Trapping can be an important means of reducing feral pig numbers. However, the technique is time consuming and traps are expensive to construct and maintain. This means trapping is best used either where poisoning is impractical, or as a follow-up control measure after poisoning.

The effectiveness of trapping is influenced by site selection, free-feeding, trap type and construction method, and on the behaviour of the pigs. Best results are achieved when the pigs are short of food and the trap sites have been carefully selected.

Once the decision to trap has been made, keep interference to a minimum. In particular avoid shooting and do not allow disturbance by dogs.

Trap site

Traps should be sited where pig activity is already concentrated. Examples include beside pads or resting areas, near feeding areas in crops or pasture, or close to watercourses or wallows.


Free-feeding is essential to attract pigs to the traps and should begin before the traps are constructed. A variety of foods may be offered including grain, feed pellets and fruit. Water has also proved to be attractive to feral pigs in dry conditions.

Do not start building the traps until food is regularly being taken by feral pigs. Ensure that food is being consumed by feral pigs and not by other species such as kangaroos or domestic stock. At this time restrict free-feeding to the area close to the traps. If the pigs are wary, construct the traps in stages over a few days and fix them open to allow free entry and exit to the pigs. Ensure that plenty of feed is available both outside and inside the trap. Do not ‘arm’ the traps until pigs readily enter them to feed.

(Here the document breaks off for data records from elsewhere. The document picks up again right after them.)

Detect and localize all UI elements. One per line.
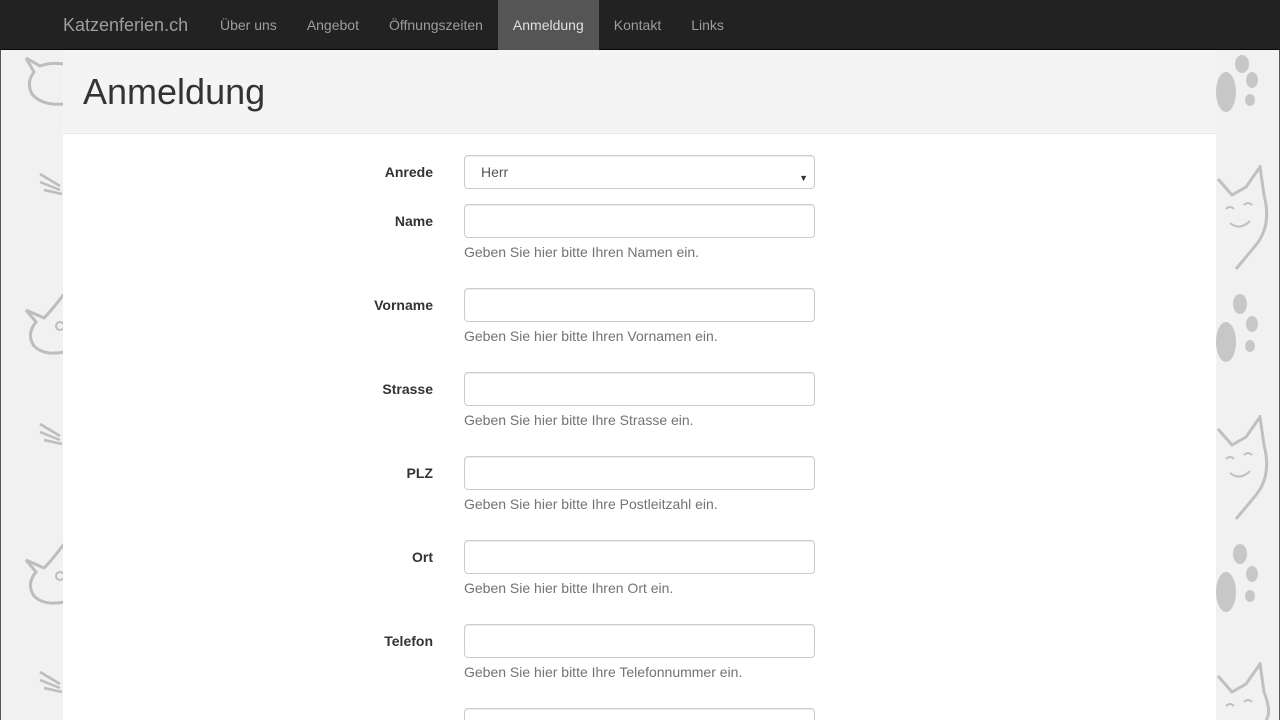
vorname-input[interactable] (464, 288, 815, 322)
page-header: Anmeldung (63, 50, 1216, 134)
paw-scratch-icon (39, 422, 63, 446)
telefon-input[interactable] (464, 624, 815, 658)
ort-label: Ort (412, 549, 433, 565)
cat-head-icon (24, 56, 65, 106)
plz-label: PLZ (406, 465, 433, 481)
strasse-help-text: Geben Sie hier bitte Ihre Strasse ein. (464, 412, 694, 428)
plz-input[interactable] (464, 456, 815, 490)
page-title: Anmeldung (83, 71, 266, 112)
next-input-partial[interactable] (464, 708, 815, 720)
nav-item-ueber-uns[interactable]: Über uns (205, 0, 292, 50)
strasse-label: Strasse (382, 381, 433, 397)
name-label: Name (394, 213, 433, 229)
paw-scratch-icon (39, 670, 63, 694)
strasse-input[interactable] (464, 372, 815, 406)
main-container: Anmeldung Anrede Herr ▼ Name Geben Sie h… (63, 50, 1216, 720)
plz-help-text: Geben Sie hier bitte Ihre Postleitzahl e… (464, 496, 718, 512)
top-navbar: Katzenferien.ch Über uns Angebot Öffnung… (0, 0, 1280, 50)
nav-item-links[interactable]: Links (676, 0, 739, 50)
vorname-help-text: Geben Sie hier bitte Ihren Vornamen ein. (464, 328, 718, 344)
brand-link[interactable]: Katzenferien.ch (63, 0, 188, 50)
cat-face-icon (1216, 165, 1269, 270)
anrede-selected-value: Herr (481, 164, 509, 180)
cat-face-icon (1216, 662, 1271, 720)
name-input[interactable] (464, 204, 815, 238)
paw-print-icon (1216, 544, 1258, 612)
window-border-left (0, 0, 1, 720)
vorname-label: Vorname (374, 297, 433, 313)
paw-print-icon (1216, 55, 1258, 112)
nav-item-oeffnungszeiten[interactable]: Öffnungszeiten (374, 0, 498, 50)
ort-input[interactable] (464, 540, 815, 574)
telefon-label: Telefon (384, 633, 433, 649)
nav-item-anmeldung[interactable]: Anmeldung (497, 0, 599, 50)
nav-menu: Über uns Angebot Öffnungszeiten Anmeldun… (205, 0, 739, 50)
name-help-text: Geben Sie hier bitte Ihren Namen ein. (464, 244, 700, 260)
anrede-select[interactable]: Herr ▼ (464, 155, 815, 189)
telefon-help-text: Geben Sie hier bitte Ihre Telefonnummer … (464, 664, 743, 680)
paw-print-icon (1216, 294, 1258, 362)
nav-item-kontakt[interactable]: Kontakt (599, 0, 676, 50)
cat-face-icon (1216, 415, 1269, 520)
nav-item-angebot[interactable]: Angebot (292, 0, 374, 50)
chevron-down-icon: ▼ (799, 173, 808, 183)
anrede-label: Anrede (384, 164, 433, 180)
cat-head-icon (24, 293, 66, 355)
paw-scratch-icon (39, 172, 63, 196)
cat-head-icon (24, 543, 66, 605)
ort-help-text: Geben Sie hier bitte Ihren Ort ein. (464, 580, 674, 596)
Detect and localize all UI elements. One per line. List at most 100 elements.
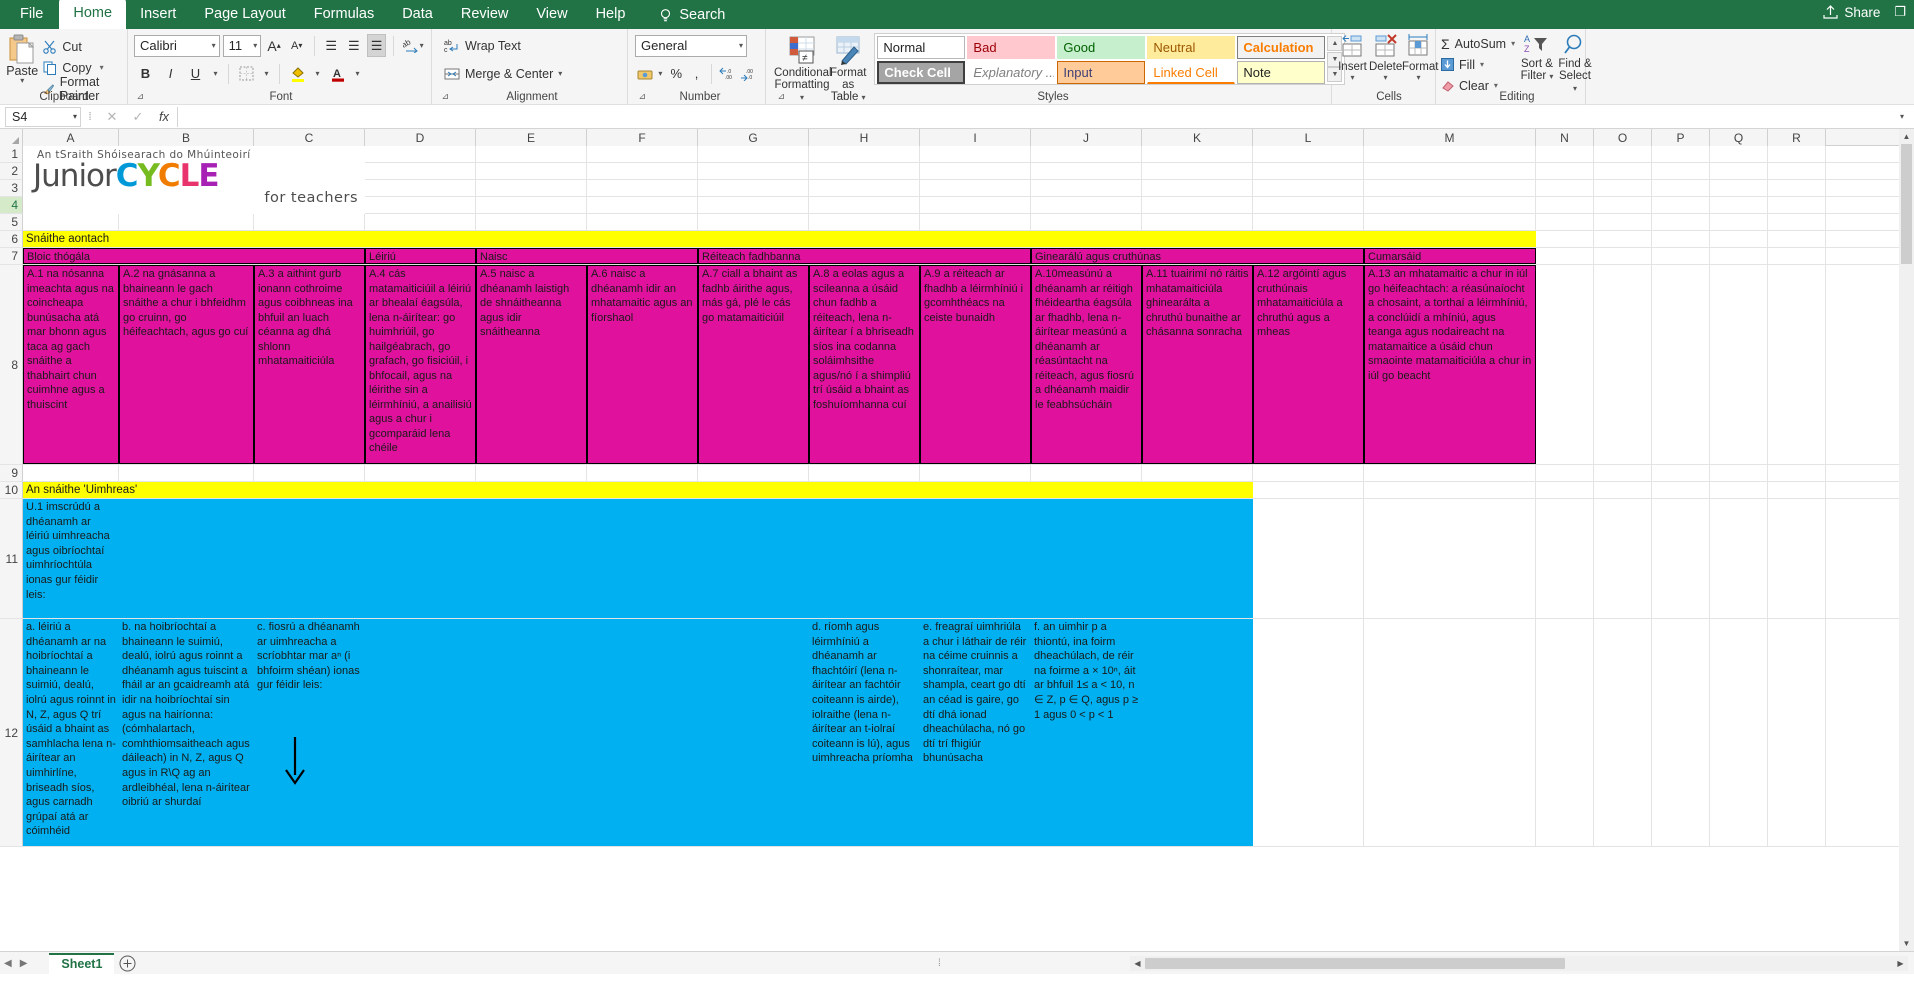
learning-outcome-A-1[interactable]: A.1 na nósanna imeachta agus na coinchea… bbox=[23, 265, 119, 464]
confirm-entry-button[interactable]: ✓ bbox=[125, 107, 151, 127]
tab-help[interactable]: Help bbox=[582, 0, 640, 29]
sheet-nav-buttons[interactable]: ◀ ▶ bbox=[0, 958, 37, 969]
learning-outcome-A-12[interactable]: A.12 argóintí agus cruthúnais mhatamaiti… bbox=[1253, 265, 1364, 464]
wrap-text-button[interactable]: ab c Wrap Text bbox=[440, 34, 525, 57]
column-header-F[interactable]: F bbox=[587, 129, 698, 146]
insert-function-button[interactable]: fx bbox=[151, 107, 177, 127]
percent-style-button[interactable]: % bbox=[667, 62, 686, 85]
column-header-C[interactable]: C bbox=[254, 129, 365, 146]
vertical-scrollbar[interactable]: ▲ ▼ bbox=[1899, 129, 1914, 951]
accounting-format-button[interactable] bbox=[635, 62, 654, 85]
underline-dropdown[interactable]: ▾ bbox=[209, 62, 222, 85]
chevron-down-icon[interactable]: ▾ bbox=[1369, 73, 1402, 82]
learning-outcome-A-4[interactable]: A.4 cás matamaiticiúil a léiriú ar bheal… bbox=[365, 265, 476, 464]
tab-review[interactable]: Review bbox=[447, 0, 523, 29]
row-header-11[interactable]: 11 bbox=[0, 499, 23, 619]
bold-button[interactable]: B bbox=[134, 62, 157, 85]
tab-file[interactable]: File bbox=[4, 0, 59, 29]
fill-button[interactable]: Fill ▾ bbox=[1441, 54, 1515, 75]
vertical-scroll-track[interactable] bbox=[1899, 144, 1914, 936]
borders-button[interactable] bbox=[235, 62, 258, 85]
strand-banner-number[interactable]: An snáithe 'Uimhreas' bbox=[23, 482, 1253, 498]
column-header-M[interactable]: M bbox=[1364, 129, 1536, 146]
row-header-3[interactable]: 3 bbox=[0, 180, 23, 197]
strand-item-a[interactable]: a. léiriú a dhéanamh ar na hoibríochtaí … bbox=[23, 619, 119, 846]
learning-outcome-A-8[interactable]: A.8 a eolas agus a scileanna a úsáid chu… bbox=[809, 265, 920, 464]
chevron-down-icon[interactable]: ▾ bbox=[1480, 60, 1484, 69]
font-name-combo[interactable]: Calibri ▾ bbox=[134, 34, 220, 57]
vertical-scroll-thumb[interactable] bbox=[1901, 144, 1912, 264]
font-color-dropdown[interactable]: ▾ bbox=[351, 62, 364, 85]
row-header-8[interactable]: 8 bbox=[0, 265, 23, 465]
strand-banner-unifying[interactable]: Snáithe aontach bbox=[23, 231, 1536, 247]
strand-item-d[interactable]: d. ríomh agus léirmhíniú a dhéanamh ar f… bbox=[809, 619, 920, 846]
scroll-right-arrow[interactable]: ▶ bbox=[1893, 956, 1908, 971]
number-format-combo[interactable]: General ▾ bbox=[635, 34, 747, 57]
horizontal-scroll-thumb[interactable] bbox=[1145, 958, 1565, 969]
formula-input[interactable] bbox=[177, 106, 1892, 127]
column-header-O[interactable]: O bbox=[1594, 129, 1652, 146]
select-all-button[interactable] bbox=[0, 129, 23, 146]
align-middle-button[interactable]: ☰ bbox=[344, 34, 364, 57]
share-button[interactable]: Share bbox=[1823, 5, 1880, 20]
strand-item-f[interactable]: f. an uimhir p a thiontú, ina foirm dhea… bbox=[1031, 619, 1142, 846]
increase-font-size-button[interactable]: A ▴ bbox=[264, 34, 284, 57]
column-header-J[interactable]: J bbox=[1031, 129, 1142, 146]
italic-button[interactable]: I bbox=[159, 62, 182, 85]
scroll-left-arrow[interactable]: ◀ bbox=[1130, 956, 1145, 971]
learning-outcome-A-3[interactable]: A.3 a aithint gurb ionann cothroime agus… bbox=[254, 265, 365, 464]
column-header-I[interactable]: I bbox=[920, 129, 1031, 146]
column-header-E[interactable]: E bbox=[476, 129, 587, 146]
cell-style-calculation[interactable]: Calculation bbox=[1237, 36, 1326, 59]
learning-outcome-A-5[interactable]: A.5 naisc a dhéanamh laistigh de shnáith… bbox=[476, 265, 587, 464]
cell-style-good[interactable]: Good bbox=[1057, 36, 1146, 59]
previous-sheet-button[interactable]: ◀ bbox=[4, 958, 12, 969]
font-color-button[interactable]: A bbox=[326, 62, 349, 85]
column-header-P[interactable]: P bbox=[1652, 129, 1710, 146]
strand-header-l-iri-[interactable]: Léiriú bbox=[365, 248, 476, 264]
decrease-decimal-button[interactable]: .00 .0 bbox=[738, 62, 758, 85]
strand-header-cumars-id[interactable]: Cumarsáid bbox=[1364, 248, 1536, 264]
row-header-1[interactable]: 1 bbox=[0, 146, 23, 163]
learning-outcome-A-13[interactable]: A.13 an mhatamaitic a chur in iúl go héi… bbox=[1364, 265, 1536, 464]
row-header-5[interactable]: 5 bbox=[0, 214, 23, 231]
align-top-button[interactable]: ☰ bbox=[321, 34, 341, 57]
tab-formulas[interactable]: Formulas bbox=[300, 0, 388, 29]
row-header-9[interactable]: 9 bbox=[0, 465, 23, 482]
strand-item-c[interactable]: c. fiosrú a dhéanamh ar uimhreacha a scr… bbox=[254, 619, 365, 846]
row-header-4[interactable]: 4 bbox=[0, 197, 23, 214]
learning-outcome-A-2[interactable]: A.2 na gnásanna a bhaineann le gach snái… bbox=[119, 265, 254, 464]
column-header-L[interactable]: L bbox=[1253, 129, 1364, 146]
cell-style-neutral[interactable]: Neutral bbox=[1147, 36, 1236, 59]
comma-style-button[interactable]: , bbox=[687, 62, 706, 85]
strand-intro-blank-block[interactable] bbox=[119, 499, 1253, 618]
name-box[interactable]: S4 ▾ bbox=[5, 106, 81, 127]
cell-style-input[interactable]: Input bbox=[1057, 61, 1146, 84]
align-bottom-button[interactable]: ☰ bbox=[366, 34, 387, 57]
fill-color-dropdown[interactable]: ▾ bbox=[311, 62, 324, 85]
cell-style-bad[interactable]: Bad bbox=[967, 36, 1056, 59]
column-header-A[interactable]: A bbox=[23, 129, 119, 146]
underline-button[interactable]: U bbox=[184, 62, 207, 85]
scroll-down-arrow[interactable]: ▼ bbox=[1899, 936, 1914, 951]
column-header-R[interactable]: R bbox=[1768, 129, 1826, 146]
scroll-up-arrow[interactable]: ▲ bbox=[1899, 129, 1914, 144]
cell-style-normal[interactable]: Normal bbox=[877, 36, 966, 59]
strand-item-b[interactable]: b. na hoibríochtaí a bhaineann le suimiú… bbox=[119, 619, 254, 846]
column-header-N[interactable]: N bbox=[1536, 129, 1594, 146]
strand-item-e[interactable]: e. freagraí uimhriúla a chur i láthair d… bbox=[920, 619, 1031, 846]
chevron-down-icon[interactable]: ▾ bbox=[558, 69, 562, 78]
autosum-button[interactable]: Σ AutoSum ▾ bbox=[1441, 33, 1515, 54]
tab-home[interactable]: Home bbox=[59, 0, 127, 29]
accounting-dropdown[interactable]: ▾ bbox=[655, 62, 665, 85]
cell-style-explanatory[interactable]: Explanatory ... bbox=[967, 61, 1056, 84]
column-header-H[interactable]: H bbox=[809, 129, 920, 146]
cell-style-check-cell[interactable]: Check Cell bbox=[877, 61, 966, 84]
cut-button[interactable]: Cut bbox=[40, 36, 127, 57]
fill-color-button[interactable] bbox=[286, 62, 309, 85]
strand-intro-cell[interactable]: U.1 imscrúdú a dhéanamh ar léiriú uimhre… bbox=[23, 499, 119, 618]
orientation-button[interactable]: ab ▾ bbox=[401, 34, 425, 57]
tab-insert[interactable]: Insert bbox=[126, 0, 190, 29]
learning-outcome-A-9[interactable]: A.9 a réiteach ar fhadhb a léirmhíniú i … bbox=[920, 265, 1031, 464]
font-size-combo[interactable]: 11 ▾ bbox=[222, 34, 262, 57]
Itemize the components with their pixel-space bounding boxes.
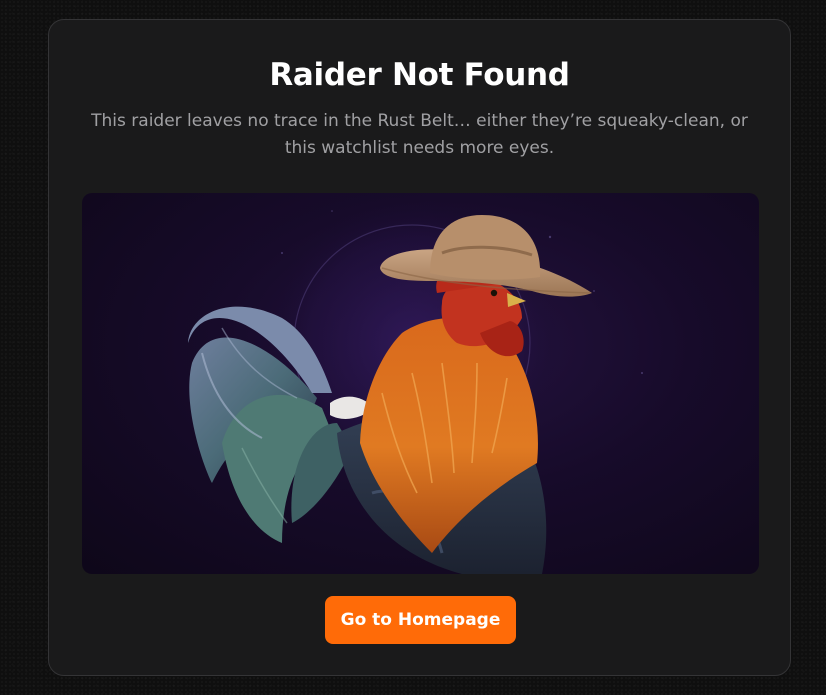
page-title: Raider Not Found xyxy=(269,57,570,93)
go-to-homepage-button[interactable]: Go to Homepage xyxy=(325,596,516,644)
page-description: This raider leaves no trace in the Rust … xyxy=(91,111,748,158)
hero-image xyxy=(82,193,759,574)
not-found-card: Raider Not Found This raider leaves no t… xyxy=(48,19,791,676)
rooster-illustration xyxy=(188,193,643,574)
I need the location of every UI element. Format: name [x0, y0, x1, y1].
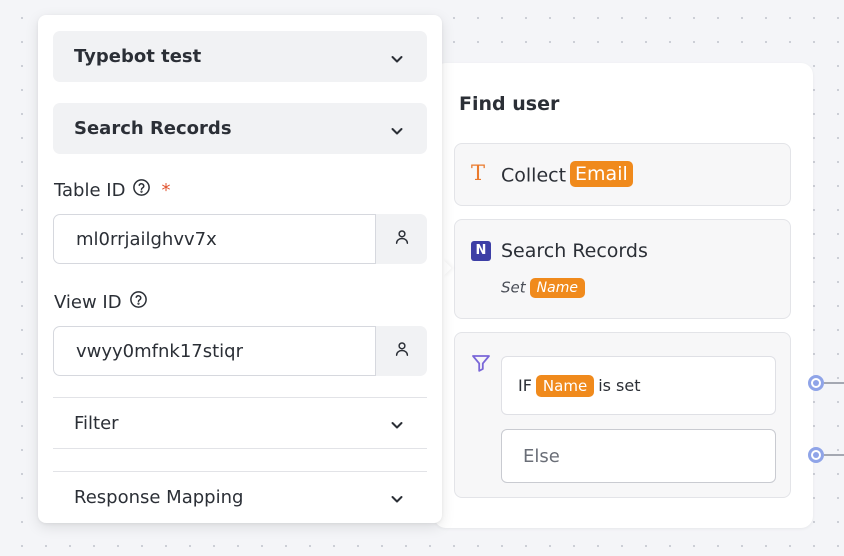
credentials-value: Typebot test [74, 46, 202, 67]
condition-variable-tag: Name [535, 374, 595, 397]
condition-block[interactable]: IF Name is set Else [454, 332, 791, 498]
condition-else-item[interactable]: Else [501, 429, 776, 483]
chevron-down-icon [390, 50, 404, 71]
action-select[interactable]: Search Records [53, 103, 427, 154]
view-id-variable-button[interactable] [376, 326, 427, 376]
if-edge [824, 382, 844, 384]
set-variable-line: Set Name [501, 278, 585, 298]
table-id-label: Table ID * [54, 178, 170, 202]
else-edge [824, 454, 844, 456]
view-id-label: View ID [54, 290, 148, 314]
table-id-input[interactable]: ml0rrjailghvv7x [53, 214, 376, 264]
view-id-label-text: View ID [54, 291, 122, 313]
else-label: Else [523, 445, 560, 467]
filter-accordion[interactable]: Filter [53, 397, 427, 449]
response-mapping-accordion[interactable]: Response Mapping [53, 471, 427, 523]
action-value: Search Records [74, 118, 232, 139]
if-output-port[interactable] [808, 375, 824, 391]
filter-icon [471, 353, 491, 377]
view-id-input[interactable]: vwyy0mfnk17stiqr [53, 326, 376, 376]
search-records-label: Search Records [501, 240, 648, 262]
chevron-down-icon [390, 416, 404, 437]
set-label: Set [501, 278, 526, 297]
user-icon [393, 340, 411, 362]
table-id-variable-button[interactable] [376, 214, 427, 264]
table-id-label-text: Table ID [54, 179, 126, 201]
condition-if-item[interactable]: IF Name is set [501, 356, 776, 415]
block-settings-panel: Typebot test Search Records Table ID * m… [38, 15, 442, 523]
chevron-down-icon [390, 490, 404, 511]
condition-operator: is set [598, 376, 641, 395]
user-icon [393, 228, 411, 250]
credentials-select[interactable]: Typebot test [53, 31, 427, 82]
help-circle-icon[interactable] [132, 178, 151, 202]
variable-tag-name: Name [529, 278, 585, 298]
nocodb-icon: N [471, 241, 491, 261]
search-records-block[interactable]: N Search Records Set Name [454, 219, 791, 319]
collect-block[interactable]: T Collect Email [454, 143, 791, 206]
collect-block-text: Collect Email [501, 161, 633, 189]
collect-label: Collect [501, 164, 567, 187]
required-asterisk: * [161, 179, 171, 201]
response-mapping-label: Response Mapping [74, 487, 244, 508]
group-card-find-user[interactable]: Find user T Collect Email N Search Record… [434, 63, 813, 528]
text-input-icon: T [471, 161, 486, 185]
else-output-port[interactable] [808, 447, 824, 463]
variable-tag-email: Email [570, 161, 633, 187]
view-id-value: vwyy0mfnk17stiqr [76, 340, 244, 362]
filter-accordion-label: Filter [74, 412, 119, 434]
help-circle-icon[interactable] [129, 290, 148, 314]
chevron-down-icon [390, 122, 404, 143]
table-id-value: ml0rrjailghvv7x [76, 228, 217, 250]
group-title[interactable]: Find user [459, 93, 559, 115]
if-keyword: IF [518, 376, 532, 395]
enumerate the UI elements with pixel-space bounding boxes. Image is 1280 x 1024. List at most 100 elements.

Trap design and construction

Three basic trap designs are in common use. All are steel mesh live traps that the pigs enter through a one-way gate. Traps must be very robust and strongly anchored; steel mesh panels are welded or wired together and wired to star pickets driven (on an angle) securely into the ground. Bury the base of the mesh for extra security, making sure it does not keep the entrance open when the trap is armed. Roof the trap with steel mesh if the trap walls are less than 1.75m high.

Drawing of a feral pig in a trap.
Feral pig in a trap

Panel trap

This is constructed of at least four rectangular weldmesh panels that may be supported on a steel frame. Panels should be a convenient size for transport and handling. Traps are erected to form an enclosure, supported by star pickets angle-driven into the ground outside the trap at the corners and centres of the panels. Bracing with cross wires between the pickets may strengthen the trap to withstand the impact of large boars. Entry to the trap is by a side-hinged or vertical gate.

Drawing of a panel trap used for feral pig control.
Panel trap.

Box trap

This is a transportable cage made of weldmesh on a steel frame. It is usually small enough to be carried in the tray of a utility. Entry can be via a side-hinged or vertical gate.